制度上いくつかのデメリットは見受けられますが、資産形成の方法として運用益を非課税で受け取れるメリットを使わないのはもったいないですね。
2037年までという期限の中で、最大限のメリットを享受できるようにリスクを踏まえながら検討するとよいでしょう。
第9章:資産形成の始め方
資産を増やすことは一朝一夕ではできません(○○ジャンボ宝くじが当たれば別ですが…)。資産を増やすためには『時間』が必要不可欠ですが、自分自身の暮らしも並行して過ぎていきます。その時間の流れの中で、様々なライフイベントも訪れると思います。
必要なものは、当然『お金』です。何をするにも、まず『お金』(笑)。つまりお金を使う事と、お金を育てることを同時にこなしていかなくてはならないという事です。
ただそのバランスを取ることはなかなか難題ではないでしょうか。使いすぎては貯まりませんし、『将来のため』と必要性を感じていても現在の暮らしが貧しくなってしまっては楽しくありません。
一番の解決方法は、『まず現状の確認と未来のカンニングをすること』と考えます。現状の生活形態を続けていった場合の将来の予想される金融資産状況を可視化することによって割り出した必要額に対して、最適な資産形成の方法を選択することができます。
まずはご自身のキャッシュフローを作成してみることをお勧めいたします。
現状の生活環境や将来描いている希望は十人十色ですので、各々が実現できるように、それぞれが最適な手段を選択する事。まずはその判断基準を作ってみる事が、一番の近道です。
第10章:美容サロンオーナーが知っておきたい!現役保険代理店が教える積立年金・積立NISAまとめ
『資産形成』と呼ぶとなんだか堅苦しく・難しく聞こえたり、どこか他人事のように感じられるかもしれません。
FPの仕事に関わらせて頂き、沢山のお客様とお話させて頂いている中で、今後の自分の家計の推移がどうなっていくのかという関心は高まっていると感じます。
例えば5年前はマネーセミナーを開催してもご参加いただける方は片手で数えられるほどでしたが、現在は満員御礼の回も珍しくなくなりました。
多く頂くお声の一つに「手元に残るお金が少なくなった」というものがあります。実は昔に比べて、世帯年収自体は増えています。これは単純に共働き世帯が増えた事が原因です。
しかし家計のやりくりは以前に比べて苦しくなったと感じている方が多いように見えます。

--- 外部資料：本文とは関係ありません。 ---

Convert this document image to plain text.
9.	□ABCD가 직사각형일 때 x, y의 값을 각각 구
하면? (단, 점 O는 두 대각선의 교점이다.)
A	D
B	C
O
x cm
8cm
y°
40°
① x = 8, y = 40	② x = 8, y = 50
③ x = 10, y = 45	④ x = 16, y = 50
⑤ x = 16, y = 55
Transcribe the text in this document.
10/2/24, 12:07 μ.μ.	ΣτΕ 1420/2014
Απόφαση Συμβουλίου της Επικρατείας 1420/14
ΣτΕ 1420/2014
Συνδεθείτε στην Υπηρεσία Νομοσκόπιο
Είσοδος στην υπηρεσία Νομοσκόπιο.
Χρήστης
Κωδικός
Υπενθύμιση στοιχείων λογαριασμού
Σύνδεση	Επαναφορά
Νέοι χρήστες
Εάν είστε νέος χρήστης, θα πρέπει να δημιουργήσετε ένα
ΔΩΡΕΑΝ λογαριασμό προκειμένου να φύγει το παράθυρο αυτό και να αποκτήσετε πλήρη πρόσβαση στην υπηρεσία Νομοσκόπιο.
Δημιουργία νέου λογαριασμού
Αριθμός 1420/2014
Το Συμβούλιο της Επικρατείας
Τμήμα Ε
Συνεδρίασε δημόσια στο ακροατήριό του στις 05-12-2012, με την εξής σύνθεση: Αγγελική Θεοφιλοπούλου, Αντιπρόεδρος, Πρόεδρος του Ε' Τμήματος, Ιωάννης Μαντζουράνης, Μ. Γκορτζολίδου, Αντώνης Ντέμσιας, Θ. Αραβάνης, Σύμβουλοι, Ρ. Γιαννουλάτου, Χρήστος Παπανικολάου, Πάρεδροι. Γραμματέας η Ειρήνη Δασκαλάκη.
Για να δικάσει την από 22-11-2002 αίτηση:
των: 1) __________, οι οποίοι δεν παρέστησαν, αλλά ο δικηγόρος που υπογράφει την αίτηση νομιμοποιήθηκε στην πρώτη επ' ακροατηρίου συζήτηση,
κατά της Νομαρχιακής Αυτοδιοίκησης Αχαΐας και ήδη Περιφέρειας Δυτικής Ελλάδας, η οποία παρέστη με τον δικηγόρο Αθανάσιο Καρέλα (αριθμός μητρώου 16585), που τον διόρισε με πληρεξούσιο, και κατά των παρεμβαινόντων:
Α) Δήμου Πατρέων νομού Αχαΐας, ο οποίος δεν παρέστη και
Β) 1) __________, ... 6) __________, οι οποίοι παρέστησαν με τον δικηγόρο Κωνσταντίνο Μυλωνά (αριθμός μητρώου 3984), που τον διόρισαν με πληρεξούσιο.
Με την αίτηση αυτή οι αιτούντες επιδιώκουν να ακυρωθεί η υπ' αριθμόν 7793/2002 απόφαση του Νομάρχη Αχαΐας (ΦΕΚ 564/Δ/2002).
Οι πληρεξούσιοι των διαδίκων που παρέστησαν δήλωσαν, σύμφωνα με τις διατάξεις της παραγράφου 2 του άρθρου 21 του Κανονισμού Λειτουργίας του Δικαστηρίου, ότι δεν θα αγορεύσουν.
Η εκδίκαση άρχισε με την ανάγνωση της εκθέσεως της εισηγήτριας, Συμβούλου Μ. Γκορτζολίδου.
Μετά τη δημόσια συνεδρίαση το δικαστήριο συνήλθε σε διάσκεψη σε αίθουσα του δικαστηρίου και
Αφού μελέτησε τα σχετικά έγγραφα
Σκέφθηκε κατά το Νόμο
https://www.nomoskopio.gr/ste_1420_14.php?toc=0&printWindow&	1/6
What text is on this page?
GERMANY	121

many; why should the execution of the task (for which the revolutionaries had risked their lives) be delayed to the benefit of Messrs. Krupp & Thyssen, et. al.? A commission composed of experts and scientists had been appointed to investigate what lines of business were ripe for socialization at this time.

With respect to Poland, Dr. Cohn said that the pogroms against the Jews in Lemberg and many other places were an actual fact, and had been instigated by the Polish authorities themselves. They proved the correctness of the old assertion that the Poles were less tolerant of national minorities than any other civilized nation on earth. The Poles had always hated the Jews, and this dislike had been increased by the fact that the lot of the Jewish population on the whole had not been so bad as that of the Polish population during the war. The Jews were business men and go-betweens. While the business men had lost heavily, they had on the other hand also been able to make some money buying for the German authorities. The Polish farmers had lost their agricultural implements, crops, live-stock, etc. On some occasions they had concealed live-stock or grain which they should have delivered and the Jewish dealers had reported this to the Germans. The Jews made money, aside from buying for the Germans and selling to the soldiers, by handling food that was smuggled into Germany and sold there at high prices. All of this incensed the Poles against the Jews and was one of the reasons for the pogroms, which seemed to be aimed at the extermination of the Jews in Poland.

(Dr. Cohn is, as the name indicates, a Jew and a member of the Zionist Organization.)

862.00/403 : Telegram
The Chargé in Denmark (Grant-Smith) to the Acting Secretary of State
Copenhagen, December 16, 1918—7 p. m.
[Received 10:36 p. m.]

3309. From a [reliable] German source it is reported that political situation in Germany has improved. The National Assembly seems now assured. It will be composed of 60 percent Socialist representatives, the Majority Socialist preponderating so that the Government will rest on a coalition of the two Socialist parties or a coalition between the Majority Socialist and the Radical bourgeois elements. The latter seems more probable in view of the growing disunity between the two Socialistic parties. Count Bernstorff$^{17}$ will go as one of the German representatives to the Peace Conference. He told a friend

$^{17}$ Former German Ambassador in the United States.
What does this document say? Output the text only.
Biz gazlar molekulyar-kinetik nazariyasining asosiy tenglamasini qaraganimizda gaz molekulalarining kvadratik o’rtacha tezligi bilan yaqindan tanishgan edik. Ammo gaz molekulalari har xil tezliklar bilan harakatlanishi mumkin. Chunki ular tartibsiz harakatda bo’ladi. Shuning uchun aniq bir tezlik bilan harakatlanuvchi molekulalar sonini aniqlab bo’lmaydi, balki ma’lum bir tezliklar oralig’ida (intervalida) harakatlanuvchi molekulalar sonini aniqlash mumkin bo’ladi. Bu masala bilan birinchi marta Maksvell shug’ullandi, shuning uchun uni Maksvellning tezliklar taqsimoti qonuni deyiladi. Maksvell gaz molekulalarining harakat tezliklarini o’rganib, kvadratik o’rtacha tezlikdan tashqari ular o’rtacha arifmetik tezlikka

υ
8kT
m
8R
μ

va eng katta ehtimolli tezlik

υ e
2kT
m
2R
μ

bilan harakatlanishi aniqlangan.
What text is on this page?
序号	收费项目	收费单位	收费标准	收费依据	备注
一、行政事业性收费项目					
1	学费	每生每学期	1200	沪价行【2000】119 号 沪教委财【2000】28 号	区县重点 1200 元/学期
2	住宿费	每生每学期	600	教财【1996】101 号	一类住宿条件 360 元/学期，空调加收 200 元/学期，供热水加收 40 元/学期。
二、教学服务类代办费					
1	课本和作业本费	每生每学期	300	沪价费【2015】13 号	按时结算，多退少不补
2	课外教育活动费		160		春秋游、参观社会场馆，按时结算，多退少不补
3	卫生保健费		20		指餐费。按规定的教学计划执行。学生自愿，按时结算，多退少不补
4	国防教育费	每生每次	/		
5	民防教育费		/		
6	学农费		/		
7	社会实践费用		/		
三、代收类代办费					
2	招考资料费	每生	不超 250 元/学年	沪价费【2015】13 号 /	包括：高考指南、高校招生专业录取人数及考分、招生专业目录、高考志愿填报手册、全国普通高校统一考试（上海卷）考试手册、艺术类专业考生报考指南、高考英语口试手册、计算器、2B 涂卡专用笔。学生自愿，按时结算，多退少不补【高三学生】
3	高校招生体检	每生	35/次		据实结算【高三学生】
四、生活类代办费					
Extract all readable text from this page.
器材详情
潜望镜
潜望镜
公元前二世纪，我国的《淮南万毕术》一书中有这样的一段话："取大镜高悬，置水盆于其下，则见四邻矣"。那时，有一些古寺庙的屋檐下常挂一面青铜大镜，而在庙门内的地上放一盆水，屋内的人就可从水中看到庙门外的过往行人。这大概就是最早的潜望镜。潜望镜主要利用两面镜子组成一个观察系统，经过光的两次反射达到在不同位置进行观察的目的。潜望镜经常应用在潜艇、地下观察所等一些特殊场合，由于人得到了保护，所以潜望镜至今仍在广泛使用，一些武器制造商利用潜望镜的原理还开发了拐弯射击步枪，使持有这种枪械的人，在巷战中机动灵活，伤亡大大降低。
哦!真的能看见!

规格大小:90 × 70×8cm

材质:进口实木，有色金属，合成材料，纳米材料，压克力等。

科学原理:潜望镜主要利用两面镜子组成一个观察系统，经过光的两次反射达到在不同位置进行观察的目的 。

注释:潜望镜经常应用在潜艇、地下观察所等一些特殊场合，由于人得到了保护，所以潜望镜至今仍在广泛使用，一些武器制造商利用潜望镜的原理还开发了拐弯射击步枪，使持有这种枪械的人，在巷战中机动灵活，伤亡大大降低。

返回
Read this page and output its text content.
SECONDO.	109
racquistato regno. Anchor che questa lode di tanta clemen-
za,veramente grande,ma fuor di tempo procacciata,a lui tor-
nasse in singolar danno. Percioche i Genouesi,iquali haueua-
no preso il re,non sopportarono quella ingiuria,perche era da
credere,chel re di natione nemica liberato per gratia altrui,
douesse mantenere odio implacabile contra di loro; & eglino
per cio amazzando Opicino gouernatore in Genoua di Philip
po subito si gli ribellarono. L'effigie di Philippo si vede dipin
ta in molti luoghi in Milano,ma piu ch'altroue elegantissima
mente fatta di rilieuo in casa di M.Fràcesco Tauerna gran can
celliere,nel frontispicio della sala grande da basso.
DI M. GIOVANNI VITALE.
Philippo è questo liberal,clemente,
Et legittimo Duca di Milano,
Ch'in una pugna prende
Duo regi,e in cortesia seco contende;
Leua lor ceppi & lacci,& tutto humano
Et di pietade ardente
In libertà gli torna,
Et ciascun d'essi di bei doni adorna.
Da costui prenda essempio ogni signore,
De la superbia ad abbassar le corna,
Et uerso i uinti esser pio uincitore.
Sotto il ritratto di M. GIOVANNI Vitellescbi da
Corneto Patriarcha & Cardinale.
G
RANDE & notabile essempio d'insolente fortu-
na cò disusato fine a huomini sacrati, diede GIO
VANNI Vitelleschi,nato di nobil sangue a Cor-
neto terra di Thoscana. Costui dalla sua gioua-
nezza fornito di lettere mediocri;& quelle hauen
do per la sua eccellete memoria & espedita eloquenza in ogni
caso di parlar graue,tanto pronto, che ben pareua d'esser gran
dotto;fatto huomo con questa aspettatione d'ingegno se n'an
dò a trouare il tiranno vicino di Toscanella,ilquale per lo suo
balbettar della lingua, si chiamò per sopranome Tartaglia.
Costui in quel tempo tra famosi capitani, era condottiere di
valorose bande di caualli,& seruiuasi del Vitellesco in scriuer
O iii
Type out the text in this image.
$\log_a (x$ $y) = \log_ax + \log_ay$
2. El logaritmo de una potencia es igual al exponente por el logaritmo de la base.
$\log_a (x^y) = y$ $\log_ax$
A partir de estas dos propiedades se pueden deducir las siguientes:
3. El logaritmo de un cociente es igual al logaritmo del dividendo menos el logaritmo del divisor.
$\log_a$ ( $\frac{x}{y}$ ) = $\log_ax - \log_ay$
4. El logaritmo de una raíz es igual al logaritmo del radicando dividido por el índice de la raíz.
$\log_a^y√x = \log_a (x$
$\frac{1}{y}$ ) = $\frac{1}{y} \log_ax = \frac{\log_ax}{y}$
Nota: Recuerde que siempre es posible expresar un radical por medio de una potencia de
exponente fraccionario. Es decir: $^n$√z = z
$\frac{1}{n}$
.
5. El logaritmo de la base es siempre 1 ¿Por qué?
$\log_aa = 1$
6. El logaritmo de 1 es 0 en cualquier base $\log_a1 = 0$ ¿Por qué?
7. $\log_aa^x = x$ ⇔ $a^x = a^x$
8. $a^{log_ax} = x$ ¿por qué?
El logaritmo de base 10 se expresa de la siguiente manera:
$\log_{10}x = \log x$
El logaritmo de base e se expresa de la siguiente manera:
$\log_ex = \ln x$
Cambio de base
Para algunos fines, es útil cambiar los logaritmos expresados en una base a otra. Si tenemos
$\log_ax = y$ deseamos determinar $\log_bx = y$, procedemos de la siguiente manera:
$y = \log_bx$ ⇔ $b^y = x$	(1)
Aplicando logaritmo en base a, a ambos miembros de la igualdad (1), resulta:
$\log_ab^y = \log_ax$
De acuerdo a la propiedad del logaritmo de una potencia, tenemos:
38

実際、奨学金の申請件数は20年前と比べて倍近くに増加しています。せっかく稼いだお金を資産形成という方法で守っていなかったため、手元に残る資産が知らない間に減ってしまっていた…、ということになりかねません。
自分自身の大切なお金を守るためには、まずは情報を得る事、そして自分自身の資産形成の設計図を作り、未来にかかってくる必要額を認識し、逆算して最適な方法を選択する事。
ゴールを認識することで、自分の取るべき正しい道筋が見えてくるでしょう。